É inegável que a
luta pela erradicação da violência contra a mulher ganha, cada vez mais, palco
no cenário internacional. Representando, as mulheres, 49,5% (2019) da população
mundial, a pauta da igualdade de gênero e seus temas correlatos vêm ocupando espaço
não apenas nos entornos sociais, vindo, igualmente, a conquistar espaços nos
grandes foros internacionais e, também, na estruturação das políticas públicas
nacionais.
Tanto é verdade
que, revisitando a consolidação da proteção internacional dos direitos humanos,
já se faz presente o zelo para que a proteção da mulher se desenrolasse em
solos férteis: a própria Declaração Universal dos Direitos Humanos (1948) fora
concebida com uma neutralidade em sua linguagem e, igualmente, a Carta das
Nações Unidas (1945), logo em seu artigo 1.3, prevê como propósito da própria
Organização, a promoção do respeito aos direitos humanos, sem distinção em
relação ao sexo.
Nas últimas décadas, o plano internacional
debruçou-se sobre a problemática da desigualdade de gênero que, em seu ápice,
pode culminar na violência contra a mulher e no feminicídio. No bojo do sistema
da Organização das Nações Unidas, foi adotada, em 1979, a Convenção sobre a
Eliminação de Todas as Formas de Discriminação contra a Mulher, promulgada no Brasil
por meio do Decreto nº 4.377, de setembro de 2002; no coração do sistema
interamericano, está a Convenção Interamericana para Prevenir, Punir e
Erradicar a Violência contra a Mulher, também referida como Convenção de Belém
do Pará (CBP), adotada em 1994 e promulgada no Estado brasileiro através do
Decreto nº 1.973, de agosto de 1996.
Infere-se ser a Convenção de Belém do Pará como normativa idealizadora
da proteção internacional da mulher latino-americana, abrindo a possibilidade
não apenas dos Estados reverterem seus termos legislativos e amplificarem suas
políticas públicas, mas, também, assegurar um foro de reinvindicação e
reversibilidade das violências para além do nacional.

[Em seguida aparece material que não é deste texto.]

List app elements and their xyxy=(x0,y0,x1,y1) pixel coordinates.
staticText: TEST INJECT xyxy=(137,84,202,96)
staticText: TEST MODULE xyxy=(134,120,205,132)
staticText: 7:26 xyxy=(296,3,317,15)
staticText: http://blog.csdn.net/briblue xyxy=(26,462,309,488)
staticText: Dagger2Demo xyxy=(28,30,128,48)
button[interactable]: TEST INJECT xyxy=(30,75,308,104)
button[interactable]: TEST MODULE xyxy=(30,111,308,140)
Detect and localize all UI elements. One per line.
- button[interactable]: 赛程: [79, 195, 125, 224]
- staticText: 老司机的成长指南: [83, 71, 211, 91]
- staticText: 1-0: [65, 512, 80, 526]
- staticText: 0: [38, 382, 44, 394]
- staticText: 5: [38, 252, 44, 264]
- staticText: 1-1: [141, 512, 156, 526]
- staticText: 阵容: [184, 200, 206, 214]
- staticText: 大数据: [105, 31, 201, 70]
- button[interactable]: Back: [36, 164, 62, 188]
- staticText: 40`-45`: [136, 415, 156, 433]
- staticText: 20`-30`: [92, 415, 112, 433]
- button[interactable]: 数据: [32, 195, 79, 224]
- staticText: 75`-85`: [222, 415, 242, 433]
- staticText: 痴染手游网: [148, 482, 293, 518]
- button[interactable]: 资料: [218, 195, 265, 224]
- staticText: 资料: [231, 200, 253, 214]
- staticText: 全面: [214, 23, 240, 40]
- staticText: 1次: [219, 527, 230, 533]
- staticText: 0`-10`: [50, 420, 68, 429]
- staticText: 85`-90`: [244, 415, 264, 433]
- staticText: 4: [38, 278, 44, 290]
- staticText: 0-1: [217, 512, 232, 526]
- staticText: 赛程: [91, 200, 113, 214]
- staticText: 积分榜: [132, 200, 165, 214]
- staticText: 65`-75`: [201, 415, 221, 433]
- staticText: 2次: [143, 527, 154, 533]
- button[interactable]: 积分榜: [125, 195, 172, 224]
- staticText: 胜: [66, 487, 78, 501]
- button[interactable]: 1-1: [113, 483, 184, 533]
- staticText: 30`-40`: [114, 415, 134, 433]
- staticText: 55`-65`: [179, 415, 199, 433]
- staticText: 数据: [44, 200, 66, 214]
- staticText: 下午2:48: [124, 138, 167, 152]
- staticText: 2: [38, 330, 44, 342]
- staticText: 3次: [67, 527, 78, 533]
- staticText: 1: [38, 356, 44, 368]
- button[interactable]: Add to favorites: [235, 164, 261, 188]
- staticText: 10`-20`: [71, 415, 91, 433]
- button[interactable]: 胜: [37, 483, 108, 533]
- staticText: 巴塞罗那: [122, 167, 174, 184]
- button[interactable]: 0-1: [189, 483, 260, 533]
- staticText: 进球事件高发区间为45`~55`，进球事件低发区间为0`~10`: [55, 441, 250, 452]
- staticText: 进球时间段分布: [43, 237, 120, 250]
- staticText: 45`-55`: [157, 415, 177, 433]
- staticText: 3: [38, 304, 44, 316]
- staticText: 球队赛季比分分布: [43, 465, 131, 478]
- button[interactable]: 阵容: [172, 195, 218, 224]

Tanto é verdade que, em termos comprobatórios, fita-se o Caso Maria da
Penha vs. Brasil como um paradigma não apenas de aplicação efetiva da Convenção
de Belém do Pará, mas, outrossim, de aperfeiçoamento legislativo no Estado
brasileiro: fora a partir das recomendações ante ao Caso que emergiu, na órbita
legislativa brasileira, a Lei no 11.340/06, tendente a locupletar os
vazios normativos na violência doméstica e familiar contra a mulher,
contribuindo, igualmente, para o vislumbre de desenvolvimento de políticas
públicas na temática. Ainda, considera-se tal Caso a mola propulsora à inclusão
da qualificadora de feminicídio no Código penal brasileiro, em 2015.
Mesmo sendo inenarrável a importância do Caso paradigma, constata-se
que, em termos práticos, a violência contra a mulher continua assombrando a
realidade brasileira – segundo a própria CIDH, 40% de todos os assassinatos de
mulheres na América Latina e Caribe, sucedem-se em solos brasileiros -, fazendo
com que, novamente, a consolidação da proteção da mulher não passe de um mero
ruído para o governo brasileiro.
Em relação ao Caso González e Outras vs. México, assenta-se o
entendimento, pela primeira vez, que o termo feminicídio estaria apto a
configurar peculiaridades ante o homicídio quando, este, envolver motivo de
gênero. Ainda que não de forma pioneira, tendo em vista a utilização, no Caso,
do método dialógico – fitando-se, aqui, o Caso Opuz vs. Turquia (Corte Europeia
de Direitos Humanos) -, o emprego do vocábulo feminicídio representa um
avanço em termos de capacitação dos agentes públicos nacionais no combate a tal
prática e, não menos importante, na ânsia ainda mais latente por
responsabilização do Estado internacionalmente quando este não garantir as
demandas normativas da CBP.
Por fim, o último caso que despontou no Sistema Interamericano acerca da
violência de gênero fora o Caso Barbosa de Souza vs. Brasil. Cabe ressaltar
que, pela primeira vez na história, a Corte IDH manifestou-se não apenas acerca
das imunidades parlamentares em solos latino-americanos, mas igualmente em
garantir uma implicação efetiva e pedagógica para que os Estados,
definitivamente, entendam que alguns estratos sociais são mais afetados pela
violência de gênero quando certos agentes permeiam-se de garantias
institucionalizadas e possuem, no ideário coletivo, parcelas substanciais de
poder por conta do cargo que ocupam.